Il sera donc statué par jugement réputé contradictoire conformément aux dispositions de l’article 473 du code de procédure civile.
La clôture est intervenue le 28 mai 2024 et l’affaire a été fixée pour être plaidée le 14 octobre 2024.
Les parties présentes ont été avisées lors de la clôture des débats de la date à laquelle la décision serait rendue par mise à disposition au greffe.
MOTIFS
L’article 472 du code de procédure civile dispose que si le défendeur ne comparaît pas, il est néanmoins statué sur le fond. Le juge ne fait droit à la demande que dans la mesure où il l’estime régulière, recevable et bien fondée.
1\ Sur la demande de paiement
Aux termes de l’article 9 du code de procédure civile, il incombe à chaque partie de prouver conformément à la loi les faits nécessaires au succès de sa prétention.
Sur le fondement de la créance
En l’espèce, la SARL MINOS indique le défendeur s’est engagé pour la location de l’espace d’amarrage suivant contrat, avec prise d’effet au 1er janvier 2020, pour son voilier.

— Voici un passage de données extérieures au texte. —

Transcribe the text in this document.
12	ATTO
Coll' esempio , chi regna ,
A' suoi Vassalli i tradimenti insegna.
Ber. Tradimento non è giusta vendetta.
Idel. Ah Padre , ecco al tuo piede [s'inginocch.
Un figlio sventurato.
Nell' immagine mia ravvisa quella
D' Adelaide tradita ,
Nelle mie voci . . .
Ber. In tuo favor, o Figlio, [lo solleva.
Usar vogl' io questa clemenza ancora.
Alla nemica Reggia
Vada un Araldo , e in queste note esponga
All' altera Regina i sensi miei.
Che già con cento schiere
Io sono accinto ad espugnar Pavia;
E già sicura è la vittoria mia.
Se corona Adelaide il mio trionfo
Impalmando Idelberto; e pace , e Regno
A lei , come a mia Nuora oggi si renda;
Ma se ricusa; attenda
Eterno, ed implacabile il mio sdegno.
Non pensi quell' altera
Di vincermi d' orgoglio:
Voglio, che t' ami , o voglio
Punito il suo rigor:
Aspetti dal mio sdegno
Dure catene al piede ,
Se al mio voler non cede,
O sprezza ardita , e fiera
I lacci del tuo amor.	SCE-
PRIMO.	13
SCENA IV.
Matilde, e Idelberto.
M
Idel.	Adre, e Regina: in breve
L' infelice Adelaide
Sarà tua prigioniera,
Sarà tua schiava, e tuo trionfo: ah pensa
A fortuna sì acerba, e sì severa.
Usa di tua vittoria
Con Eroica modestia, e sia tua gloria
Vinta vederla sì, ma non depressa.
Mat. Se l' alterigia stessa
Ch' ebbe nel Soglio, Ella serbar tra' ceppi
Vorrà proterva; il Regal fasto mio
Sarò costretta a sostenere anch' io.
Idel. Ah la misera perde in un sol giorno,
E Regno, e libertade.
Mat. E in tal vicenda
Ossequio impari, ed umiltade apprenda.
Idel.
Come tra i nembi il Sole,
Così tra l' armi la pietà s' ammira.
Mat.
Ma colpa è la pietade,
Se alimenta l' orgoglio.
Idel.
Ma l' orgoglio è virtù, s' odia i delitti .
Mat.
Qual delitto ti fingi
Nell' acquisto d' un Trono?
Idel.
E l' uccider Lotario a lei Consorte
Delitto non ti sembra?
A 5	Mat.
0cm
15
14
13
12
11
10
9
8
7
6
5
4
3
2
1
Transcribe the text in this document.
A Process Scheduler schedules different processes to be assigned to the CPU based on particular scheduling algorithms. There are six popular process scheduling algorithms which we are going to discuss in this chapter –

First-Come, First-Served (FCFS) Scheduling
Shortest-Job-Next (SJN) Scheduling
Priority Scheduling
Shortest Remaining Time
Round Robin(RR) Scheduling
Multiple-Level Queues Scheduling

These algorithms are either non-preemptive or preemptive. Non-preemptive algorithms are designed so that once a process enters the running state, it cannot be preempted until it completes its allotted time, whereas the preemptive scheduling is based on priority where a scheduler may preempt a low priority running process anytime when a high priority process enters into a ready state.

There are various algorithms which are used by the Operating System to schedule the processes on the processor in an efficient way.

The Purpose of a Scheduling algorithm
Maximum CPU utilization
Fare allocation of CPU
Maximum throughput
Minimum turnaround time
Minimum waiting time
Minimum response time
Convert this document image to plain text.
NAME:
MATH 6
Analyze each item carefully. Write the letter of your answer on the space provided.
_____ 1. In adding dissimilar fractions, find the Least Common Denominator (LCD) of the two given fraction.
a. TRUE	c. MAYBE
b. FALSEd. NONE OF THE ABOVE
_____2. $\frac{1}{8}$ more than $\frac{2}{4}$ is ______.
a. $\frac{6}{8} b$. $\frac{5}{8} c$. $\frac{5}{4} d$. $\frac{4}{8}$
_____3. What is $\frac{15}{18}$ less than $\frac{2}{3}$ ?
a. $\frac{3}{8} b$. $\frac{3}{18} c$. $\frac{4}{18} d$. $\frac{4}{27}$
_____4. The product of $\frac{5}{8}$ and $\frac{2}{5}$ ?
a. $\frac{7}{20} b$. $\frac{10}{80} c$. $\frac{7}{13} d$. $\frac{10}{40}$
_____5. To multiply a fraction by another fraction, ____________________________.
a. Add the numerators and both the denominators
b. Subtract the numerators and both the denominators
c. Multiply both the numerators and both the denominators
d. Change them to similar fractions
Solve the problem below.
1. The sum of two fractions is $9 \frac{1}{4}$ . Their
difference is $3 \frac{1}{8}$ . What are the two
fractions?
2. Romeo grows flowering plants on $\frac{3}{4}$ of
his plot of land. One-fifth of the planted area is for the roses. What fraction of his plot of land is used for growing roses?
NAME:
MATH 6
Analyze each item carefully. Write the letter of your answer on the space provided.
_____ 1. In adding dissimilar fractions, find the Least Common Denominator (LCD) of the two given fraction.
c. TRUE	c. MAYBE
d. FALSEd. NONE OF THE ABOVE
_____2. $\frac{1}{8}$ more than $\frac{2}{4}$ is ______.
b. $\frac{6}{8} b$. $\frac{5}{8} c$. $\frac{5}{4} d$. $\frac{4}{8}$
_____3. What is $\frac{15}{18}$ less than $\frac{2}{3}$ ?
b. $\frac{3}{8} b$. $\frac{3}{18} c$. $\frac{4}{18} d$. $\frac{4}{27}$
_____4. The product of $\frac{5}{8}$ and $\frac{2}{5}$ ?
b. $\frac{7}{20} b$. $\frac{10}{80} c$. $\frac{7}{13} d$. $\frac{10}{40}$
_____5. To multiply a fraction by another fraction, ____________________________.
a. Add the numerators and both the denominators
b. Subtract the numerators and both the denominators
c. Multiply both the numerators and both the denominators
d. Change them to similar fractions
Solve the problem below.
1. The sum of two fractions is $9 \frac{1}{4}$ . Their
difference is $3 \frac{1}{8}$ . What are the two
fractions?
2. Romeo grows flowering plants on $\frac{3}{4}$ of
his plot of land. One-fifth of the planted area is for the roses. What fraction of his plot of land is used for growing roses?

Le tribunal relève en premier lieu qu’aucun contrat n’est versé aux débats.
De plus, les conditions générales de vente et le règlement intérieur du port de plaisance « [Localité 5] » ne comportent aucune signature, notamment de la part de Monsieur [S].
Par ailleurs, la demanderesse produit deux relevés du compte client de Monsieur [Z] [S], le premier pour la période allant du 1er novembre 2021 au 1er décembre 2022, indiquant une dette à la charge du défendeur de 13 248 euros et le second relatif à la période du 1er octobre 2021 au 1er juin 2023, indiquant une dette à la charge du défendeur de 15 639 euros.
La demanderesse verse également diverses factures couvrant la période 1er janvier 2020 jusqu’au 1er septembre 2021.
Ces éléments, couvrant des périodes différentes, ne permettent pas de suppléer à l’absence de versement du contrat.
Compte tenu de ces constats, la SARL MINOS ne démontre par la réalité de l’engagement contractuel de Monsieur [Z] [S] à son égard, tant pour l’année 2020 que pour les années suivantes.
En conséquence, elle sera déboutée de sa demande en paiement.
Compte tenu de ce qui précède, la SARL MINOS sera également déboutée de sa demande tendant au paiement de la redevance majorée de 188 € par mois assortie d’une astreinte de 20 € par jour de retard jusqu’à parfait enlèvement du bateau.
Sur les autres demandes
Sur les dépens
Aux termes de l'article 696 du code de procédure civile, la partie perdante est condamnée aux dépens, à moins que le juge, par décision motivée, n'en mette la totalité ou une fraction à la charge d'une autre partie.
En l’espèce la SARL MINOS, partie perdante, sera condamnée aux dépens de l’instance.
Sur les frais irrépétibles
En application de l'article 700 du code de procédure civile, dans toutes les instances, le juge condamne la partie tenue aux dépens ou la partie perdante à payer à l'autre partie la somme qu'il détermine au titre des frais exposés et non compris dans les dépens. Le juge tient compte de l'équité ou de la situation économique de la partie condamnée. Il peut, même d'office, pour des raisons tirées des mêmes considérations, dire qu'il n'y a lieu à condamnation.
En l’espèce, compte tenu de l’issue de la procédure, la SARL MINOS sera déboutée de sa demande formée à ce titre.
Sur l’exécution provisoire
Aux termes de l'article 514 CPC, issu du décret n°2019-1333 du 11 décembre 2019, applicable aux instances engagées à compter du 1er janvier 2020, « les décisions de première instance sont de droit exécutoire à titre provisoire à moins que la loi ou la décision rendue n’en dispose autrement ».
Il n’y a pas lieu, en l’espèce, d’écarter l’exécution provisoire de la présente décision, qui est de droit et compatible avec la nature de l’affaire.
PAR CES MOTIFS
Le Tribunal, statuant par décision rendue publiquement par mise à disposition au greffe, réputée contradictoire et en premier ressort,
DEBOUTE la SARL MINOS de l’ensemble de ses demandes ;
CONDAMNE la SARL MINOS aux entiers dépens de l’instance ;
RAPPELLE que l’exécution provisoire est de droit.
Ainsi fait et rendu le VINGT SEPT JANVIER DEUX MIL VINGT CINQ, par Sandrine LABROT, Vice-Présidente, assistée de Tiphaine MONTAUBAN, Greffière, lesquelles ont signé la minute du présent Jugement.